Buffalo, N.Y. (WBEN) - Western New York's landscape is beginning to pop with fall colors. For some trees, it's an earlier leaf peeping season, due to a hot, dry summer.
"The drought is a stressor on trees, no doubt about it," said WKBW meteorologist Andy Parker on WBEN. "What you'll notice is that some trees wear that stress a little more than others, such as Beech and Birch trees. You're already seeing some crinkling and browning of the leaves."
But Parker noted the process by which the leaves change is independent of whether it's wet or not.
"It has a lot to do with the sun and the cool nights. The trees are starting to retract the chlorophyll, (the pigment that gives them their color)," Parker explained." The nutrients in the leaves are being pulled back into the tree so it can prepare for next season. When you have cool nights, which we had in early September, it locks off the process of the chlorophyll coming out of the leaf."

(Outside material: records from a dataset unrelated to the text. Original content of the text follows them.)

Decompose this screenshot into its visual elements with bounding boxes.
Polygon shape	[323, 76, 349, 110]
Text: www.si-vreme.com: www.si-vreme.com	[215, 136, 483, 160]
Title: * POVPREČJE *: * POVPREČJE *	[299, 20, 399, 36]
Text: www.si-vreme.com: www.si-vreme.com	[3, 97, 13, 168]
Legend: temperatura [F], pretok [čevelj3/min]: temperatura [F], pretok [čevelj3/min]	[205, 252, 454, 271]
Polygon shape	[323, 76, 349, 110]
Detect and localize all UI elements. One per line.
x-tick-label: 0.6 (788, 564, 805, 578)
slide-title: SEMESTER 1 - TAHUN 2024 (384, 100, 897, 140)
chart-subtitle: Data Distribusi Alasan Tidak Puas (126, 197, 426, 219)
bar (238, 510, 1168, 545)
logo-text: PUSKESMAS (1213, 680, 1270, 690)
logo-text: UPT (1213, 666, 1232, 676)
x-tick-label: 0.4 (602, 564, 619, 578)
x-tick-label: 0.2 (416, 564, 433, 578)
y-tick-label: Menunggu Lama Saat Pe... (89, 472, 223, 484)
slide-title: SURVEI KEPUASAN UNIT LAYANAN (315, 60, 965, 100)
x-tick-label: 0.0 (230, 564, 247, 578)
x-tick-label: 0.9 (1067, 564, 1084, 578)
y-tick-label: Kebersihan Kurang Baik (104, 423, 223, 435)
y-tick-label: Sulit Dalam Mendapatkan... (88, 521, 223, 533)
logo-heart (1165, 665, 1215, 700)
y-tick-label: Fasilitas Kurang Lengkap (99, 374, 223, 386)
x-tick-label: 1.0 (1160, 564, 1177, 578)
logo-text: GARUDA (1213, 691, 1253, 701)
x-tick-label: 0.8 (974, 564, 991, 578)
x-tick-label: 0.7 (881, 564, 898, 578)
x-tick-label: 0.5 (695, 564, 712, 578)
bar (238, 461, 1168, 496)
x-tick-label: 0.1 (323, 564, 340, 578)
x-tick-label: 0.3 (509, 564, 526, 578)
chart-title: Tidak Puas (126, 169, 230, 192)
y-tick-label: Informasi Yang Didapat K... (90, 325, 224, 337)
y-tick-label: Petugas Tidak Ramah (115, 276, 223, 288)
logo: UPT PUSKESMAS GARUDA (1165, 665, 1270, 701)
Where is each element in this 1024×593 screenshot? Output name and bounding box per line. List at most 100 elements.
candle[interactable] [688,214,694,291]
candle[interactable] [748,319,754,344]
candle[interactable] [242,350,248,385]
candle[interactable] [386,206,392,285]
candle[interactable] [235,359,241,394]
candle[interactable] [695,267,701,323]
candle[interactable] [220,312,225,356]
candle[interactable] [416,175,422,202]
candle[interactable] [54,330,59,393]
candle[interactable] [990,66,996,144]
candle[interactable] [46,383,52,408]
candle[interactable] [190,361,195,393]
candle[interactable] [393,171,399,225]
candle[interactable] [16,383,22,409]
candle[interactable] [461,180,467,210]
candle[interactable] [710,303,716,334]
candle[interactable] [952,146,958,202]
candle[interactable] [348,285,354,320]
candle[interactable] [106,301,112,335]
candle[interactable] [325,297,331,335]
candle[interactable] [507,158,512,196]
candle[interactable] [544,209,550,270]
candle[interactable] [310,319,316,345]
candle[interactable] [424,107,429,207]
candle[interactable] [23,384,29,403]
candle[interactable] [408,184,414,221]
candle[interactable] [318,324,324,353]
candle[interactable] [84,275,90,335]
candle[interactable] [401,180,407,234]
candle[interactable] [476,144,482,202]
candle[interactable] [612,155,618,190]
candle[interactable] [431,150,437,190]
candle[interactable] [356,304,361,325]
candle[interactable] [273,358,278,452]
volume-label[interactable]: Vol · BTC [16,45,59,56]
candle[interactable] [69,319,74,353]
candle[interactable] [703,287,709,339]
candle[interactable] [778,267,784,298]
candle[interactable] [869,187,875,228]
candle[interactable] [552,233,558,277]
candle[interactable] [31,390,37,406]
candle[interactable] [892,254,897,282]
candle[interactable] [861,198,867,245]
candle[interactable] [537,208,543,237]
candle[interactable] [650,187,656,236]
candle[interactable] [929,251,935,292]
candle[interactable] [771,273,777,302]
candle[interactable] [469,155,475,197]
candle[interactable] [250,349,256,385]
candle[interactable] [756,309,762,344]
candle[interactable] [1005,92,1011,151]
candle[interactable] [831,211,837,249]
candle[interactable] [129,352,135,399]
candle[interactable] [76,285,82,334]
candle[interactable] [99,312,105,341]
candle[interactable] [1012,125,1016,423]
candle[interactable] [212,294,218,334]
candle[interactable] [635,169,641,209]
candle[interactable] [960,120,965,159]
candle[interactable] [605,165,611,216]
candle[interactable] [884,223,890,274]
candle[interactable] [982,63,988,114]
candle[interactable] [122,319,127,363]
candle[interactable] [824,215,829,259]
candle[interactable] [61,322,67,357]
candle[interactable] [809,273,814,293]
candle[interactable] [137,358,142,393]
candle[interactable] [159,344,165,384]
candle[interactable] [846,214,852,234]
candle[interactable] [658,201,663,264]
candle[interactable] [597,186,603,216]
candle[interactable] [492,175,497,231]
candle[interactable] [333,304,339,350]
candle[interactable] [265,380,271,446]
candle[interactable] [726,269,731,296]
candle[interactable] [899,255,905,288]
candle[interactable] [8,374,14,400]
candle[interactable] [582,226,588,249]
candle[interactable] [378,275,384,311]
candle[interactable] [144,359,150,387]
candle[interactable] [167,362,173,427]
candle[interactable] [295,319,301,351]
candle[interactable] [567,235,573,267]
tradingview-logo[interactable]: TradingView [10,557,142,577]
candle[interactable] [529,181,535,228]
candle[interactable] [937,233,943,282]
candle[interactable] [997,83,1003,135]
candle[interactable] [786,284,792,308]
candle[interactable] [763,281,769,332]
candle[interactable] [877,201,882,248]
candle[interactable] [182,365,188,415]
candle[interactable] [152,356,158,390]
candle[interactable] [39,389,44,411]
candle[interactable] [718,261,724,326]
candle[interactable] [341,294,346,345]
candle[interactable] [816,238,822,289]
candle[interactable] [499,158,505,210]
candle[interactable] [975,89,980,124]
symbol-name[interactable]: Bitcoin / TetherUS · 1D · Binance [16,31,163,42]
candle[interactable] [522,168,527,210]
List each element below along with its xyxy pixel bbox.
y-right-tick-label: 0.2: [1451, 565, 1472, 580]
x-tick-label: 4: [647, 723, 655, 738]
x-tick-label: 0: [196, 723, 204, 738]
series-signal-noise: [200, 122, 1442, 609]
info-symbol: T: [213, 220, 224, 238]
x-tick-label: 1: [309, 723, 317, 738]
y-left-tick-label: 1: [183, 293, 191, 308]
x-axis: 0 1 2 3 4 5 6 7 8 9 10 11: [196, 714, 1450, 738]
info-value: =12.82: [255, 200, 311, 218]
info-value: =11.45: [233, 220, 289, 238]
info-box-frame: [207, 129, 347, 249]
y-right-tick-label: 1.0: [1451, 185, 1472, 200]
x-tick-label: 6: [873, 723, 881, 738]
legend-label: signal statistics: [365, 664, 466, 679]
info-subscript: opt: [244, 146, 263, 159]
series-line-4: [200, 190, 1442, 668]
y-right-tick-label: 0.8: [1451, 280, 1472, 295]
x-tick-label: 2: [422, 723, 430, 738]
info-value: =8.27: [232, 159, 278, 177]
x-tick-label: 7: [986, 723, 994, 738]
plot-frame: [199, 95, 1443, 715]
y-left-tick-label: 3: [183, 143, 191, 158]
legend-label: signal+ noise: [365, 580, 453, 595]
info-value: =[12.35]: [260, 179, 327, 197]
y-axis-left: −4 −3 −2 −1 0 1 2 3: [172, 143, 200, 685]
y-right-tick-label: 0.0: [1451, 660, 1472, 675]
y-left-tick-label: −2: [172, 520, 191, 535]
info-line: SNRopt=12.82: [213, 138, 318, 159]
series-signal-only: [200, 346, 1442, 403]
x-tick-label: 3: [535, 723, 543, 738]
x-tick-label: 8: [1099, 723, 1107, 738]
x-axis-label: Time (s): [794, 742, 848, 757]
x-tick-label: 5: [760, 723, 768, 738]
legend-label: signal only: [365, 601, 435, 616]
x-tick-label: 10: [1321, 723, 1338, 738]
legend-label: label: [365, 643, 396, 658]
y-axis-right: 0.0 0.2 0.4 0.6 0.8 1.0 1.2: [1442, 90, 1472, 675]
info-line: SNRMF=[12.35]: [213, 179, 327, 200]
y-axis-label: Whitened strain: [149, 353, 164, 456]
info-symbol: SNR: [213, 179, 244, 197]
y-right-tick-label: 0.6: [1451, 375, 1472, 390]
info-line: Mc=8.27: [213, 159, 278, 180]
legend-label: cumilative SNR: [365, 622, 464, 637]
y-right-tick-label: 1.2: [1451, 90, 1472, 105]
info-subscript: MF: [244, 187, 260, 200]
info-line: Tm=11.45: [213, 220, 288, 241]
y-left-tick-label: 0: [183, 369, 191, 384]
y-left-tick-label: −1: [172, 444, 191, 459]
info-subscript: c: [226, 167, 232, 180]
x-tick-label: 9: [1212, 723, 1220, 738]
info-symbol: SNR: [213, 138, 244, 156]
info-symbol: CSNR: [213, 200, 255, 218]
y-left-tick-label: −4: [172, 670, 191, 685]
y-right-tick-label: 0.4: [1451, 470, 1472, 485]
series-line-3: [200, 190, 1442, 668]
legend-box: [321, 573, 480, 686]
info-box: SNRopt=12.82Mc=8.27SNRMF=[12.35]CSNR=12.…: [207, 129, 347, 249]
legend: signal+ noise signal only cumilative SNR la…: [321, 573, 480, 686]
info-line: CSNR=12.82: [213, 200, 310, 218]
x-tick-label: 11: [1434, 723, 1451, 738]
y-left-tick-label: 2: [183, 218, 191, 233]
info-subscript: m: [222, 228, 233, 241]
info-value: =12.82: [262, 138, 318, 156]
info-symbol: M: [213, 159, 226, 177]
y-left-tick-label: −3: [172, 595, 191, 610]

Chlorophyll absorbs sunlight, carbon dioxide, and water to create sugars, giving leaves their green color because it reflects green light.
"During our run with sunny days, trees were still producing sugars but the cool nights were restricting those sugars from being drawn out of the leaf. When the Chlorophyll begins to act you see more purples, reds and oranges. The less chlorophyll you have, the easier it is for the tree to extract it, and it brings out more yellows," Parker elaborated.
Every year, Parker says the changing of the leaves can be so different.
"If you have a cloudy, wet, mild fall, it may prolong fall. But this one looks like it's beginning early," he said.
Parker also notes that our recent run of sunny days and cool nights will serve to produce some brighter colors this fall.